PressureUsually PreferWhy
Small team, fast-changing productMonolithLearning speed matters more than deployment independence.
Growing codebase with unclear boundariesModular monolithBoundary discipline is needed before distribution.
Stable domain owned by one teamModular monolith or serviceChoose based on deployment and operational needs.
Independent deployment is a real bottleneckServiceSeparate release cadence may justify the overhead.
One capability has very different scaleServiceIsolation can protect cost and reliability.
Multiple teams modify the same area constantlyModular boundary firstDistribution will not fix unclear ownership by itself.
Data model is shared by many workflowsUsually not a service yetSplit ownership before splitting runtime.
Compliance or security boundary differsService may fitRuntime and data isolation may be worth the cost.

The table is not a formula.

It is a way to slow the conversation down before the team chooses the fashionable option.

Migration Should Be A Path, Not A Rewrite

The safest move is often:

  1. Name the boundary.
  2. Create a module around it.
  3. Stop other modules from reaching into its internals.
  4. Move reads and writes behind an internal interface.
  5. Make ownership explicit.
  6. Observe the boundary.
  7. Extract only when independent deployment or runtime isolation is worth it.

Suppose billing is tangled inside checkout.

The first move does not have to be a billing service.
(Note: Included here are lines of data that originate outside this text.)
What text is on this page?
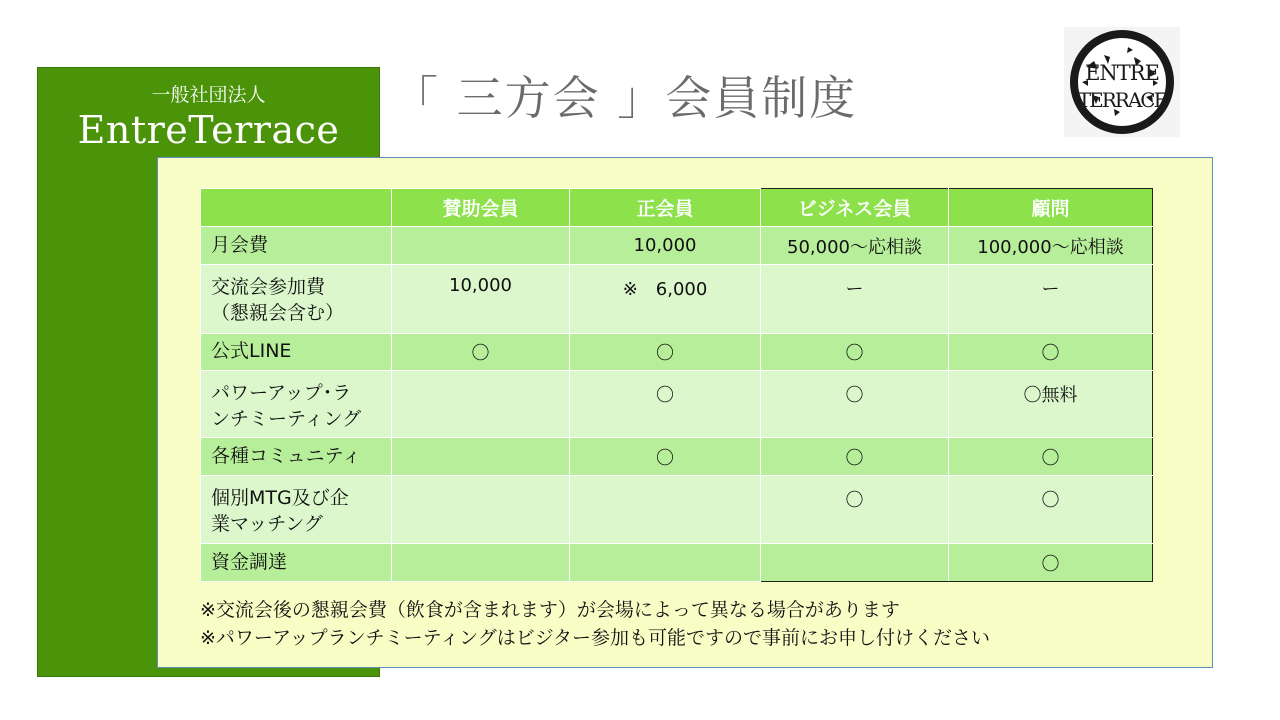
一般社団法人
EntreTerrace
「 三方会 」会員制度	ENTRE
TERRACE
	賛助会員	正会員	ビジネス会員	顧問
月会費		10,000	50,000～応相談	100,000～応相談
交流会参加費
（懇親会含む）	10,000	※　6,000	ー	ー
公式LINE	〇	〇	〇	〇
パワーアップ･ラ
ンチミーティング		〇	〇	〇無料
各種コミュニティ		〇	〇	〇
個別MTG及び企
業マッチング			〇	〇
資金調達				〇
※交流会後の懇親会費（飲食が含まれます）が会場によって異なる場合があります
※パワーアップランチミーティングはビジター参加も可能ですので事前にお申し付けください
It can be a billing module:

ts
const authorization = await billing.authorizePayment({
  orderId,
  customerId,
  amount,
  idempotencyKey,
})

Checkout no longer knows gateway states, retry tables, or processor-specific fields. It asks billing for a billing decision.

Later, if billing truly needs independent deployment, the module boundary can become a service boundary:

plaintext
Step 1: checkout calls billing module
Step 2: billing module owns billing rules
Step 3: checkout stops reading billing internals
Step 4: billing exposes a stable contract
Step 5: billing gains its own deployable service

That migration is much easier than extracting a service from a pile of shared tables and hidden calls.
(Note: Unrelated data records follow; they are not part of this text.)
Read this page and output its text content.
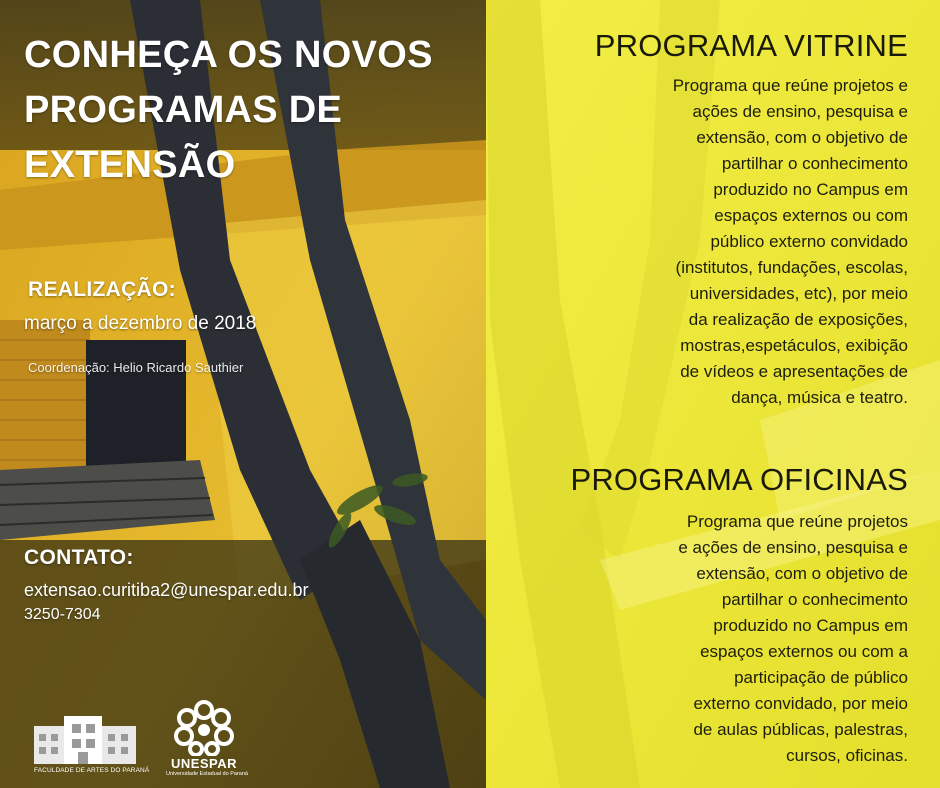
CONHEÇA OS NOVOS
PROGRAMAS DE
EXTENSÃO
REALIZAÇÃO:
março a dezembro de 2018
Coordenação: Helio Ricardo Sauthier
CONTATO:
extensao.curitiba2@unespar.edu.br
3250-7304
FACULDADE DE ARTES DO PARANÁ	UNESPAR
Universidade Estadual do Paraná
PROGRAMA VITRINE

Programa que reúne projetos e
ações de ensino, pesquisa e
extensão, com o objetivo de
partilhar o conhecimento
produzido no Campus em
espaços externos ou com
público externo convidado
(institutos, fundações, escolas,
universidades, etc), por meio
da realização de exposições,
mostras,espetáculos, exibição
de vídeos e apresentações de
dança, música e teatro.

PROGRAMA OFICINAS

Programa que reúne projetos
e ações de ensino, pesquisa e
extensão, com o objetivo de
partilhar o conhecimento
produzido no Campus em
espaços externos ou com a
participação de público
externo convidado, por meio
de aulas públicas, palestras,
cursos, oficinas.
The shape decision should be revisited when the module boundary has stayed stable, independent deployment would remove real friction, and the team is ready to own the operational cost. The next article gives the deeper boundary scorecard.

Where To Go Deeper

The service boundaries article goes deeper into finding the boundary and deciding who owns data, contracts, and failure behavior.

The API design article goes deeper into what happens after a boundary becomes a public contract.

The database migrations article goes deeper into changing data safely when old code and new code overlap.

The Kafka Mastery branch is the right deeper path when the boundary becomes event-driven and the implementation details start to matter.

Summary

Choosing between a monolith, modular monolith, and services is not a maturity contest.

It is a cost decision.

A monolith buys simplicity. A modular monolith buys boundary discipline without distribution. Services buy independence, isolation, and ownership at the price of distributed operations.

The architect's job is not to pick the most impressive shape.

It is to choose the smallest boundary that solves the real problem, and to make sure the team can own the costs that come with it.